Maybe 20 or 30 years down the road, we can all look back on the theatrical debacle that was Speed Racer and wonder why… why didn’t it have a $300 million take at the box office? Speed Racer is everything we’ve come to expect from summer blockbusters, while still adding in enough to satisfy the fans of the cult classic TV series. The casting is perfect, the visual effects mesmerizing, and the style undeniable.
For the uninitiated in the Speed Racer saga, directors The Wachowski Brothers do a simply amazing job of getting the audience up to, well, speed. The opening 20 minutes are all over the place, going into flashback, modern times, and back again.
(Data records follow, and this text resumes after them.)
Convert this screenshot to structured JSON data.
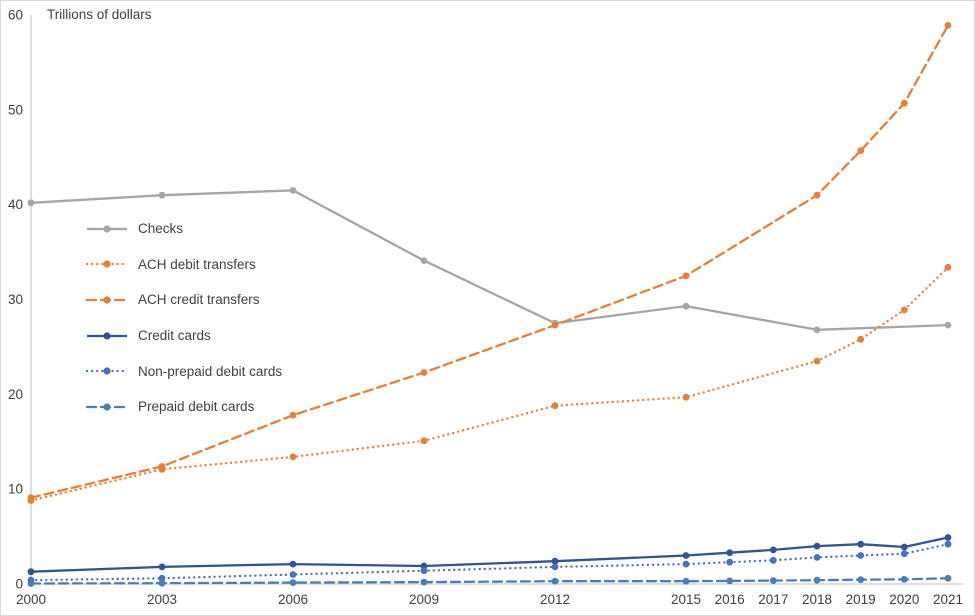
{
  "chart_data": {
    "type": "line",
    "title": "Trillions of dollars",
    "xlabel": "",
    "ylabel": "Trillions of dollars",
    "xlim": [
      2000,
      2021
    ],
    "ylim": [
      0,
      60
    ],
    "xticks": [
      "2000",
      "2003",
      "2006",
      "2009",
      "2012",
      "2015",
      "2016",
      "2017",
      "2018",
      "2019",
      "2020",
      "2021"
    ],
    "xtick_years": [
      2000,
      2003,
      2006,
      2009,
      2012,
      2015,
      2016,
      2017,
      2018,
      2019,
      2020,
      2021
    ],
    "yticks": [
      0,
      10,
      20,
      30,
      40,
      50,
      60
    ],
    "grid": false,
    "legend_position": "inside-upper-left",
    "axis_color": "#bfbfbf",
    "series": [
      {
        "name": "Checks",
        "color": "#a6a6a6",
        "line_style": "solid",
        "x": [
          2000,
          2003,
          2006,
          2009,
          2012,
          2015,
          2018,
          2021
        ],
        "values": [
          40.2,
          41.0,
          41.5,
          34.1,
          27.5,
          29.3,
          26.8,
          27.3
        ]
      },
      {
        "name": "ACH debit transfers",
        "color": "#ed7d31",
        "line_style": "dotted",
        "x": [
          2000,
          2003,
          2006,
          2009,
          2012,
          2015,
          2018,
          2019,
          2020,
          2021
        ],
        "values": [
          8.8,
          12.1,
          13.4,
          15.1,
          18.8,
          19.7,
          23.5,
          25.8,
          28.9,
          33.4
        ]
      },
      {
        "name": "ACH credit transfers",
        "color": "#ed7d31",
        "line_style": "dashed",
        "x": [
          2000,
          2003,
          2006,
          2009,
          2012,
          2015,
          2018,
          2019,
          2020,
          2021
        ],
        "values": [
          9.1,
          12.4,
          17.8,
          22.3,
          27.3,
          32.5,
          41.0,
          45.7,
          50.7,
          58.9
        ]
      },
      {
        "name": "Credit cards",
        "color": "#2f5597",
        "line_style": "solid",
        "x": [
          2000,
          2003,
          2006,
          2009,
          2012,
          2015,
          2016,
          2017,
          2018,
          2019,
          2020,
          2021
        ],
        "values": [
          1.3,
          1.8,
          2.1,
          1.9,
          2.4,
          3.0,
          3.3,
          3.6,
          4.0,
          4.2,
          3.9,
          4.9
        ]
      },
      {
        "name": "Non-prepaid debit cards",
        "color": "#4472c4",
        "line_style": "dotted",
        "x": [
          2000,
          2003,
          2006,
          2009,
          2012,
          2015,
          2016,
          2017,
          2018,
          2019,
          2020,
          2021
        ],
        "values": [
          0.4,
          0.6,
          1.0,
          1.4,
          1.8,
          2.1,
          2.3,
          2.5,
          2.8,
          3.0,
          3.2,
          4.2
        ]
      },
      {
        "name": "Prepaid debit cards",
        "color": "#4a7ebb",
        "line_style": "dashed",
        "x": [
          2000,
          2003,
          2006,
          2009,
          2012,
          2015,
          2016,
          2017,
          2018,
          2019,
          2020,
          2021
        ],
        "values": [
          0.05,
          0.08,
          0.15,
          0.2,
          0.3,
          0.3,
          0.33,
          0.36,
          0.4,
          0.45,
          0.5,
          0.6
        ]
      }
    ]
  }
}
Yet, with a keen eye for visual cues and startling editing, it’s never confusing.
The obvious complaint with Speed is its story. To that extent, there’s a valid complaint. The film is trying to be a Saturday morning cartoon, and the constant explanations about corporate business, stocks, and other financial details feel out of place. The other plot that ties all of this together, that of revenge and betrayal, is more suited for the format, even if together they push the movie over the two hour mark.
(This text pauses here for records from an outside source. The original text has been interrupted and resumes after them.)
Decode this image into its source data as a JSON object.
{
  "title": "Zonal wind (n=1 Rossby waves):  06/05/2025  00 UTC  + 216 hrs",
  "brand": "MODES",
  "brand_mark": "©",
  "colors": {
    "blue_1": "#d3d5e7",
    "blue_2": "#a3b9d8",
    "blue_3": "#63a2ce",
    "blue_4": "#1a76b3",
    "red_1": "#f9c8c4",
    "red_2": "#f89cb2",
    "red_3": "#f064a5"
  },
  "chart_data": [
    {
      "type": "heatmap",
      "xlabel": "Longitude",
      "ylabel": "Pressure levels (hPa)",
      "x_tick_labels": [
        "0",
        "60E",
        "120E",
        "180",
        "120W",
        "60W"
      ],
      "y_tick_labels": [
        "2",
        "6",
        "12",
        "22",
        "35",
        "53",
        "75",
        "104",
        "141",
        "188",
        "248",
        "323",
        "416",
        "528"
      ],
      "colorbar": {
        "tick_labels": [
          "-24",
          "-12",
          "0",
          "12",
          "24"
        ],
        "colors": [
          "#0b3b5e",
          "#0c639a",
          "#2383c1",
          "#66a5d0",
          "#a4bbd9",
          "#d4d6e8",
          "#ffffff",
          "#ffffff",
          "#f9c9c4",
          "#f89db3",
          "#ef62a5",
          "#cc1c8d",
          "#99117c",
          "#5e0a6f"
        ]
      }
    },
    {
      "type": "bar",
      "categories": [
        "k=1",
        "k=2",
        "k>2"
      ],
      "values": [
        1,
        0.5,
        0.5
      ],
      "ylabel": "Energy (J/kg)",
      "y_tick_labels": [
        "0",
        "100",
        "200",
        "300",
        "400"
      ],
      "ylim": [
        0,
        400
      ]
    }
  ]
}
Young Paulie Litt is the obvious connection that makes this a true live action cartoon, at least from the human standpoint. He’s everything an annoying young companion should be, and hams it up in his role as Spritle. Toss in a crap-flinging monkey, and you have the final piece.
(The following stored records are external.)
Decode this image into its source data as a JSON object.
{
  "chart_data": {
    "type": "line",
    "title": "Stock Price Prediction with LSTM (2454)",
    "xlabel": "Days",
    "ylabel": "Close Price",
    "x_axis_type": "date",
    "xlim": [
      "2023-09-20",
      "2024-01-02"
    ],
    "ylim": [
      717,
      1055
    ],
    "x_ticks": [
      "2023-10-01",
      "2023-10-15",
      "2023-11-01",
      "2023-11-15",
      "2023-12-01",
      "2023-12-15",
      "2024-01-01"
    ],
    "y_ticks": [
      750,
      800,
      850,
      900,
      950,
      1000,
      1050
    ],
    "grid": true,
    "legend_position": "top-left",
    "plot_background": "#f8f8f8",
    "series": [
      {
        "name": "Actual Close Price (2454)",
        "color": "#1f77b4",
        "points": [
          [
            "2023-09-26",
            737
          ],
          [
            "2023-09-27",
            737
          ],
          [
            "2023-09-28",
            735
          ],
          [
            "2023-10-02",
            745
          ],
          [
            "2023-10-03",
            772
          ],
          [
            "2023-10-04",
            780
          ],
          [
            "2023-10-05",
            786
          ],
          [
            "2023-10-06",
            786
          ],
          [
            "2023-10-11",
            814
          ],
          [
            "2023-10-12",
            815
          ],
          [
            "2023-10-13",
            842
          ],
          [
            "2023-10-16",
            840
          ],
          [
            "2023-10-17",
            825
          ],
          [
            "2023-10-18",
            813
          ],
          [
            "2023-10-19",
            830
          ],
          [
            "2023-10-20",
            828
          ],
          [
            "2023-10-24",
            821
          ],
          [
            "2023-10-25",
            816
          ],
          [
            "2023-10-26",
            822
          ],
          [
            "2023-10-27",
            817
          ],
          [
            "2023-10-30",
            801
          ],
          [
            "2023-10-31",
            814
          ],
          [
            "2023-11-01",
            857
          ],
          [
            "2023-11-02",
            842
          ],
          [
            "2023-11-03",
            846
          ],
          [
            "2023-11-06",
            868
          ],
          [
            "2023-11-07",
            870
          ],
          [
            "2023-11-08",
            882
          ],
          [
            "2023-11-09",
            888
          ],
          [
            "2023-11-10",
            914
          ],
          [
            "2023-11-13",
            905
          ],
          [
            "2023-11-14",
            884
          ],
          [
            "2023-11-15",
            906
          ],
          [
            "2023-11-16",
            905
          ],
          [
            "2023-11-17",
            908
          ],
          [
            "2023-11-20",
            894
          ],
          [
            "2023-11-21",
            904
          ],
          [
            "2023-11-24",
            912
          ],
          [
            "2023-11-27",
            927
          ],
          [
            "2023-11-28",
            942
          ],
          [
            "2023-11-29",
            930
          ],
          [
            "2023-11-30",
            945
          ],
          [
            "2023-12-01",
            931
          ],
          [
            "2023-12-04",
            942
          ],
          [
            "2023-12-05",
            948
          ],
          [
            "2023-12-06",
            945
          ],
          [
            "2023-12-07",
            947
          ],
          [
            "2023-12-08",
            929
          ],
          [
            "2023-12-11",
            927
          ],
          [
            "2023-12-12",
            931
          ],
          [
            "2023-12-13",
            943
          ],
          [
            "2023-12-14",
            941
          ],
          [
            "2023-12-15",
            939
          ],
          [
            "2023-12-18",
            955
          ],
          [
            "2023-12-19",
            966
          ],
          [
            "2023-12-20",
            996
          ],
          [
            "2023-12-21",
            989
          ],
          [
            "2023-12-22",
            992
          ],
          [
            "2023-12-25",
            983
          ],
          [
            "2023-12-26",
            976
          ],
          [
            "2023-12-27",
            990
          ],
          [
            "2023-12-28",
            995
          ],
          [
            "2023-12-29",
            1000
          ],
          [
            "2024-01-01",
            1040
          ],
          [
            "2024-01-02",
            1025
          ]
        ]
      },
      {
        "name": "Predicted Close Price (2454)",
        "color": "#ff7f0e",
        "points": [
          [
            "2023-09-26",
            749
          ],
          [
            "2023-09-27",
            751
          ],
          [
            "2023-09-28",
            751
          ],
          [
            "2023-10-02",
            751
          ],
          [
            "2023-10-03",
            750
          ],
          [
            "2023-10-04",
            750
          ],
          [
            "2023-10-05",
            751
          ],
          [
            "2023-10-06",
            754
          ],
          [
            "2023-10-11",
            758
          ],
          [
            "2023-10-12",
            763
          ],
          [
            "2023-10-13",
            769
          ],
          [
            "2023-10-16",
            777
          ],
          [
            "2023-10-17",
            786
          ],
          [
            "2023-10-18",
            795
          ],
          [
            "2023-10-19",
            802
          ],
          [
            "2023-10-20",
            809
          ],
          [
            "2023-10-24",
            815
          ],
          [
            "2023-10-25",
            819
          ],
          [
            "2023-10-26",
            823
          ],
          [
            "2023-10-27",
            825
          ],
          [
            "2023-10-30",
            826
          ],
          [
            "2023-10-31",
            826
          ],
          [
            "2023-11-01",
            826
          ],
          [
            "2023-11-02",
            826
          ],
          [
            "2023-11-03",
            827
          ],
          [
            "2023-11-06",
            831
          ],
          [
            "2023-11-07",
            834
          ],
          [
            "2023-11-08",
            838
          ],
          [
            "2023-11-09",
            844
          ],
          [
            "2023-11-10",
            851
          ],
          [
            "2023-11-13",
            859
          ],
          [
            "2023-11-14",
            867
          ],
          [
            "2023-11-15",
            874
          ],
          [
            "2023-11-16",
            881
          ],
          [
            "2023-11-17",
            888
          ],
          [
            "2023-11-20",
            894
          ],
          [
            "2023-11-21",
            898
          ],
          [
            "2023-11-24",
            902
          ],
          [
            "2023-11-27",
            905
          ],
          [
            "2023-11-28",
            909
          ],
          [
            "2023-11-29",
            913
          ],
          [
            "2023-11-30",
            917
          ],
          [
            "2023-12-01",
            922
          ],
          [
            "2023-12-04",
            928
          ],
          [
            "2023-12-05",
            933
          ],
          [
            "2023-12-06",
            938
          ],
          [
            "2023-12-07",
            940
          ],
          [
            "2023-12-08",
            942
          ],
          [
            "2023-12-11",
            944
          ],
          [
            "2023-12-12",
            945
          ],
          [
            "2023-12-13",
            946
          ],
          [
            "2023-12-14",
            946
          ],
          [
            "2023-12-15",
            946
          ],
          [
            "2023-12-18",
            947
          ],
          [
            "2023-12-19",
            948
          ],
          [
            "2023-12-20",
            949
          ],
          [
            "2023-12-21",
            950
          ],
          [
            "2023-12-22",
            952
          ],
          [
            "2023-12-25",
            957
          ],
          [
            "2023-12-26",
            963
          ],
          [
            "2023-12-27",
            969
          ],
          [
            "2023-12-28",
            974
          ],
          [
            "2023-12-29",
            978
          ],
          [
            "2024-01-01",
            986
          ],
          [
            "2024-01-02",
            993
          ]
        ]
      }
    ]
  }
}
Of course, it’s unlikely you’re going into Speed to see the humans. This is all about technical wizardry at its finest. Some will deride the effects as cartoonish, and to do so is to completely miss the point. There’s such a dazzling array of color, action, and style yet not a single moment of action feels overdone, even though every bit of it is the definition of excess. It all simply blends to create a cohesive means of telling a story.
The Wachowskis even manage to cram in some martial arts fight sequences, including one on a mountain that has to be one of the most visually arresting brawls ever put on film, and that has nothing to do with the choreography. Speed Racer is a vastly underrated, sure-to-be cult classic in the coming years. Films rarely attain this level of spectacle and still manage to present the story as intended.
If the film was a stunning collection of visuals, then this Blu-ray is the next evolution of this movie’s style. Speed Racer instantly claims its spot amongst the top 10 discs on the current market in terms of its video. It’s a remarkable display of technology in that with all of the flying colors, cars racing by, and kinetic motion, there is no distortion of any kind.
Thanks to a ridiculously high bitrate during the action, this VC-1 encoded disc never exhibits any flaws. It can be argued that it’s even more impressive than many animated films, usually a sure thing for crystal clear video. Sharpness is nothing short of remarkable. Colors are presented so rich, your TV will hate you. The contrast and black levels never cause problems. Details are nearly at the level of “miracle.” This disc should be in everyone’s Blu-ray collection if they ever desire to show off what the format can do.
Sadly, something had to give for that video presentation, and that’s the audio and extras. Warner has chosen to forgo any of the next-gen audio formats, and slaps a meager Dolby Digital 5.1 mix on the disc, right off the DVD. That’s not to say this movie doesn’t sound great. The amount of positional dialogue that travels through the channels is impressively handled, and cars fly from front to back with regularity.
However, there’s that extra punch missing that those spoiled by uncompressed audio will notice immediately. Bass doesn’t feel meaty even at its highest point. The separation isn’t as strong as it could be. In fact, the entire time the film is playing, you can’t help but think about how incredible this should be sounding.
If you have kids, this is the disc for them. No commentaries, no real behind-the-scenes stuff, no picture-in-picture, etc. Instead, there’s a half hour feature that’s an extended advertisement titled Car Fu. Spritle in the Big Leagues follows Paulie Litt around the set, and is made purely for the younger set. Speed Racer Supercharged is a 16-minute look at the characters.
If the Blu-ray case feels heavy, that’s because there’s three discs inside the case. Features are housed on the Blu-ray (and all are in SD), the second disc is a digital copy of the film, and the third is a boring DVD game not worth the digital code used to make it.